そして、深呼吸をして、端末のエンターを押す。
光の扉が現れた。
ネネは光の扉をつかんだ感触を持った。
引き込まれ、倒れるような…
…感じを持ったあと、ネネは空気の違うところに出ていた。
光が収まり、
ネネは目をあけた。
そこはレディのお店の前。
端末の箱がたくさん並んでいる、どこか埃っぽいお店だ。
「来たの…かな」
ネネはあたりを見回す。
朝凪の町に来たのだ。
『成功なのです』
ネネはほっと息をついた。
いろいろ呼び方はあるだろうが、
世界をまたぐのはびっくりするし、おっかなびっくりだ。
いつでも失敗を考えてしまう。
ネネは桜色の朝焼けを見る。
レディのお店のほかにも、どこかとつながっている、
電線のような物がたくさんつながれている。
見上げたその空は区切られているけれど、
朝焼けは失敗を考えないとネネは思った。
これから始まることの象徴であり、
恐れを知らない空に見える。
ネネは朝焼けが、うらやましくなった。
『朝焼けが、うらやましいですか』
ドライブが考えを読む。
「うん、何も恐れない空の気がするよ」
ネネはじっと朝焼けを見る。
『朝凪の町はいつだって朝焼けです』
「それでこんなに、すがすがしいんだね」
ネネは深呼吸をしてみた。
埃っぽさも感じないわけでもないが、
強さが少しだけ満ちた気がした。
朝凪の町にい続ければ、もっと強くなれるかなと思った。
「おや、来てたのね」
店の奥からレディが顔を出した。
「端末を使いました」
「生体通信がちゃんと機能したのね」
「生体通信って言うんですか」
レディはうなずく。
「命すら送れるよ。

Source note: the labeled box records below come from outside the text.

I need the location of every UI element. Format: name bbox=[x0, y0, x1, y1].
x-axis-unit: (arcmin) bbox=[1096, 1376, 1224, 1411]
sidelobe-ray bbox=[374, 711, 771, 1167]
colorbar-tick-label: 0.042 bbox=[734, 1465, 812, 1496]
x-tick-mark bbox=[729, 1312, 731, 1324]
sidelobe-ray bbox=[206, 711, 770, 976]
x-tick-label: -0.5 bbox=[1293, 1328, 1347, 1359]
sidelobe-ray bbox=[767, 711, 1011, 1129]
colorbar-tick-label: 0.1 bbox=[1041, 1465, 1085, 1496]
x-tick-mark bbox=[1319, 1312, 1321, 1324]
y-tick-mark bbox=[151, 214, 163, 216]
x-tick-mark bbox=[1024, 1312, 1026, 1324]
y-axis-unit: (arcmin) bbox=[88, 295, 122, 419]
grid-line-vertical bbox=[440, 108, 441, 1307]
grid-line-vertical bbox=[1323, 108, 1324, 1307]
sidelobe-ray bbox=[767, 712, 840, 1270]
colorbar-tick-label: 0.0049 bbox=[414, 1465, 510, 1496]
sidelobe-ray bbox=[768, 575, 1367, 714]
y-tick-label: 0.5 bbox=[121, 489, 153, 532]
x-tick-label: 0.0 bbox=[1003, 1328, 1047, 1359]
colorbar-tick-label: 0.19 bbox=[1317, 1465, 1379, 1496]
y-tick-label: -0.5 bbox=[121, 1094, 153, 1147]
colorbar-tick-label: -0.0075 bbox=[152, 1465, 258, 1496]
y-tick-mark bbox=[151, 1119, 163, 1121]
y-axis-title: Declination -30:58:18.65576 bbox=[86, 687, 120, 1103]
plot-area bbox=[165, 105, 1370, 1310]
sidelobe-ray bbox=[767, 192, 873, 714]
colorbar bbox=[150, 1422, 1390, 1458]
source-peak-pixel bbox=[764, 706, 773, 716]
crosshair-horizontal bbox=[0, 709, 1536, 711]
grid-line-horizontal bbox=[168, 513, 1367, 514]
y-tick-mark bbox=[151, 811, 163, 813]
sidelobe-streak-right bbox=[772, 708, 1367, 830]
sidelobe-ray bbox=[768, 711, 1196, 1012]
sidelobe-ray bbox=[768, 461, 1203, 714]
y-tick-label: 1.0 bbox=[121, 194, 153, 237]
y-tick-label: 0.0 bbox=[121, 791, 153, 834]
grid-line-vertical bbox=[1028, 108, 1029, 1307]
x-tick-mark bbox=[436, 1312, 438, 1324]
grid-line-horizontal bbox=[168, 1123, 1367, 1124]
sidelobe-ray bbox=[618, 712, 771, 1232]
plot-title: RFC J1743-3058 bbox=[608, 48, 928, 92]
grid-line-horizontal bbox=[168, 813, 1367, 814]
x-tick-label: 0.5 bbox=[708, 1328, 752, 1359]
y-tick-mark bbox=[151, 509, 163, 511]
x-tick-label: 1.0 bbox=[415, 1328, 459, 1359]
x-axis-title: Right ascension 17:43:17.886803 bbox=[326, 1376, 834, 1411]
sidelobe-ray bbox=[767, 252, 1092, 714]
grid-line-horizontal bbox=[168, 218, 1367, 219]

もっとも、ちゃんとした線がないとばらばらになるよ」
ネネはぶるっと震えた。
ちゃんとした線がなかったら、ネネもばらばらになっていたかもしれない。
レディはネネの頭をなでた。
異形の左腕だが、いつものようにあたたかい。
「ちゃんとした線がない人には売りつけないよ。安心して」
ネネはうなずいた。
「鋏師があちこち断ちにかかってるけど、妙な線があるって噂よ」
「妙な?」
「レッドラムの線とか聞いたわ」
「なんだそれ」
『通り魔ですね』
ドライブが解説を入れる。
『心が普通でなくなる線なのです』
「普通でなくなるとどうなるの?」
『自他共に破壊するかもです』
ネネは思い出す。
渡り靴の警報でうずくまり、通り過ぎていったカンオケバス。
事故を引き起こしたのは、通り魔の線なのかもしれない。
「浅海の町にも、通り魔が出るのかな」
『認めたくないですけど、ありうるのです』
「どうしたらいいかな」
ネネは考えた。
「とりあえずは線を辿りな。何かあるかもしれないよ」
レディの助言に、ネネはうなずいた。